When I do that, I first write down every item that I uninstall. If I find I need it, then I am not going "now what was the name of that software?".
While we are on the subject, did you know that your computer can speed up just a little faster just by unplugging your loose USB cables? I had a friend see an enormous difference when they unplugged a USB card reader. Even loose cables are being pinged to see if there are devices on them. The less connected to your computer, the better.
Run Updates – windowsupdate.microsoft.com is my friend. Except they keep validating my Windows version. It’s still good – hasn’t changed.
Versiontracker.com is a great site to go to see if your software needs updates. They do have software to load on your machine to keep things up to date, but I can’t endorse because I don’t use it.
Delete the Cache – If you go to the properties of the C: drive, you can cleanup a drive and delete a lot of cache files. It’s amazing how much cache your computer can take up.
Run Registry Cleaner – Abexo makes a registry cleaner that does a heck of a job. I have been using this program for a while now and I have never had a problem with it taking care of old registry programs. Best part – it’s free. You will have to go to Download.com to get the free version.
Clean up "Annoying Code" – This is more advanced, but in the registry, there is a folder called "RUN". That folder contains code to allow programs to load up at startup. Yahoo IM, Antivirus, Quicktime, Adobe, Microsoft Messanger and a whole host of other programs can invade that area. I don’t want YIM to load up when I start the computer, so I turn it off. If the registry code is in there, I remove it.
You may not want to do this if you have no experience in the registry.
Back up important data – catalog old data. – This is where I start looking at my data. Now last year I restructured my hard drive – organized folders. If I downloaded software, I put it in a "Download" folder. My photos are in the photos folder, and my photoshops are in their respected folder, too.
I first figure out what to catalog. I have 2 websites I am no longer working on. Therefore, I am going to save them to disc and put them in my catalog data folder. I’ll probably take off about 80-100 gig worth of data just doing this step alone. Podcasts and Video take up a lot of space.
Once that is done, I will work on the full backup of the system. I am guessing that with the restructure, I should get through it a lot faster.
Scandisk and Defrag – Now that I have cleaned up my drives, it’s time to check them and defrag. Always do this last unless you cannot. There are 2 reasons why. First, since I just dumped over 100 gig off my computer, I will have more space to work with – and Second, I have safely removed my data off the computer.
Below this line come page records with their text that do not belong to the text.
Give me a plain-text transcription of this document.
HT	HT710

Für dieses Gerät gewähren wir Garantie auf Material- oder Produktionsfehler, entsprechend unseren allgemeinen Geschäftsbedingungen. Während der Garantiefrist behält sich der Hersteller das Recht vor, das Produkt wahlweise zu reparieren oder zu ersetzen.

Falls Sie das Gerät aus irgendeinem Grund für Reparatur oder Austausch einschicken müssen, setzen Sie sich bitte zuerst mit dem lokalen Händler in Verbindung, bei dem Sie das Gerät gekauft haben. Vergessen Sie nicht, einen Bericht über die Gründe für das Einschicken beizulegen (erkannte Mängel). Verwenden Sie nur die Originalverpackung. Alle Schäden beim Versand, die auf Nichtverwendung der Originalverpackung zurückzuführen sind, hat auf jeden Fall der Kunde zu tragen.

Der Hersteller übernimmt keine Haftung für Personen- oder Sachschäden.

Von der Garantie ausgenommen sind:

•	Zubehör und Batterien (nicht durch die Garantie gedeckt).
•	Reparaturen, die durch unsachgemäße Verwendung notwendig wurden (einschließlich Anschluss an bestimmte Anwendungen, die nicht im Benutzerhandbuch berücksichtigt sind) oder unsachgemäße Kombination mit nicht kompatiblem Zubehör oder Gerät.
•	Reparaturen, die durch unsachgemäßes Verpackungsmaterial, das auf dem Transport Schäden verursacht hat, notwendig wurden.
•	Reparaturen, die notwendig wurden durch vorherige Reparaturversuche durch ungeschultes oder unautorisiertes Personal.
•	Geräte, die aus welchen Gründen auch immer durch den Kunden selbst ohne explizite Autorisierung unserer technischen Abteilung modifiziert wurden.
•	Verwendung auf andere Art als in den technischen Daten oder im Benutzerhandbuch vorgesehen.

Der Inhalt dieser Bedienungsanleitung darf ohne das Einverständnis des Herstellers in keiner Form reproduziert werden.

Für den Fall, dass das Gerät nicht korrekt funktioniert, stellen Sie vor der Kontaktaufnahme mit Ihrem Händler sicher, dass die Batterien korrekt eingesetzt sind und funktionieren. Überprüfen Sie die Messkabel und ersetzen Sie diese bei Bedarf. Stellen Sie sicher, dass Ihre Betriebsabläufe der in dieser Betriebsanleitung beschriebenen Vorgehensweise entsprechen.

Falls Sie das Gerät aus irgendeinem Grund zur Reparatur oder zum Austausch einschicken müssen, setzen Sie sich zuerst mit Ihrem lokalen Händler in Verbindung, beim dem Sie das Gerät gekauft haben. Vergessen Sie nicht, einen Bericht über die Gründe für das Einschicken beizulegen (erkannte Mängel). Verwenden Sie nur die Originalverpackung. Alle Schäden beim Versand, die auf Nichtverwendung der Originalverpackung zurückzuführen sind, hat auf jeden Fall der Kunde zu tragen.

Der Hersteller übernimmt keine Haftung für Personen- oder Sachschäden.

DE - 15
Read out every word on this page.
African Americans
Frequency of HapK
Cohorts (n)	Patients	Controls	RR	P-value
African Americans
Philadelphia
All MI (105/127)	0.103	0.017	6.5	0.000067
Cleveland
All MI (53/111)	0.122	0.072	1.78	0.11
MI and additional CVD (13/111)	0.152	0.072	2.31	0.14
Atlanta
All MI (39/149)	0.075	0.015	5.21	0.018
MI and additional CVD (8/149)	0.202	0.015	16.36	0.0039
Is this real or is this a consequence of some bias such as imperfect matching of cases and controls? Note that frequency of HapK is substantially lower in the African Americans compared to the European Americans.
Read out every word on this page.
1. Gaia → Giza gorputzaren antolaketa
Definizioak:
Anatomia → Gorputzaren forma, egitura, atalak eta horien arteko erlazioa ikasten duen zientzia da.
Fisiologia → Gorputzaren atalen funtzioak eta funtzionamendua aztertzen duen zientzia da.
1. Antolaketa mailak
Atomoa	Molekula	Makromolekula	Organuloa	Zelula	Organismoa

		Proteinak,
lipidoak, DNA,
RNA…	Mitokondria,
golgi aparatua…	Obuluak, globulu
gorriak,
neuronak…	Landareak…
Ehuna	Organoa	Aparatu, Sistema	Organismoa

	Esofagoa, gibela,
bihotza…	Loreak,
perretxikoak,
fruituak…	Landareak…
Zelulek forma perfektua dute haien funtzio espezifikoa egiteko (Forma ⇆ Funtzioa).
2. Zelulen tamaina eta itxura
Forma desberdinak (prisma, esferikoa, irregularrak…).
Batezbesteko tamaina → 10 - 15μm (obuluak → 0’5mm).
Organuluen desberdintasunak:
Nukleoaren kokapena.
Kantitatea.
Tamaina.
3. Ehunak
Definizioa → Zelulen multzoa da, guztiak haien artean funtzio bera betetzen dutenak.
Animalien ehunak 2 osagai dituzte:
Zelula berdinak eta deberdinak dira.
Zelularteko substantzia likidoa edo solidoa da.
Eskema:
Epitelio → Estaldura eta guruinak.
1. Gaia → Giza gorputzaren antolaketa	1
I can make sure it’s error free now.
I have just skimmed the surface of what I really do with my cleaning process. I have a lot of data on 5 computers to clean. Being organized will help. For those who have only 1 computer with 1 hard drive, it will be a lot faster.
Hopefully, they won’t find out the hard way that their data is gone in an instant if they don’t back things up. I just had a non-IT friend have that happen. They lost pictures, music and a bunch of other personal stuff. Hopefully now they are making safeguards so if this happens again, they don’t loose everything.
All in all, this process will take a couple days. In the end, I’ll just do the last step…..
Get a new computer – Just kidding. But I will review the items in my computer and see if there are any necessary upgrades needed. This year it will be a new soundcard and video card.
So my house is 75% clean, the car is next and the computer is going through the paces. Actually, I only got 10% of the house cleaned…. But the computer comes first, right?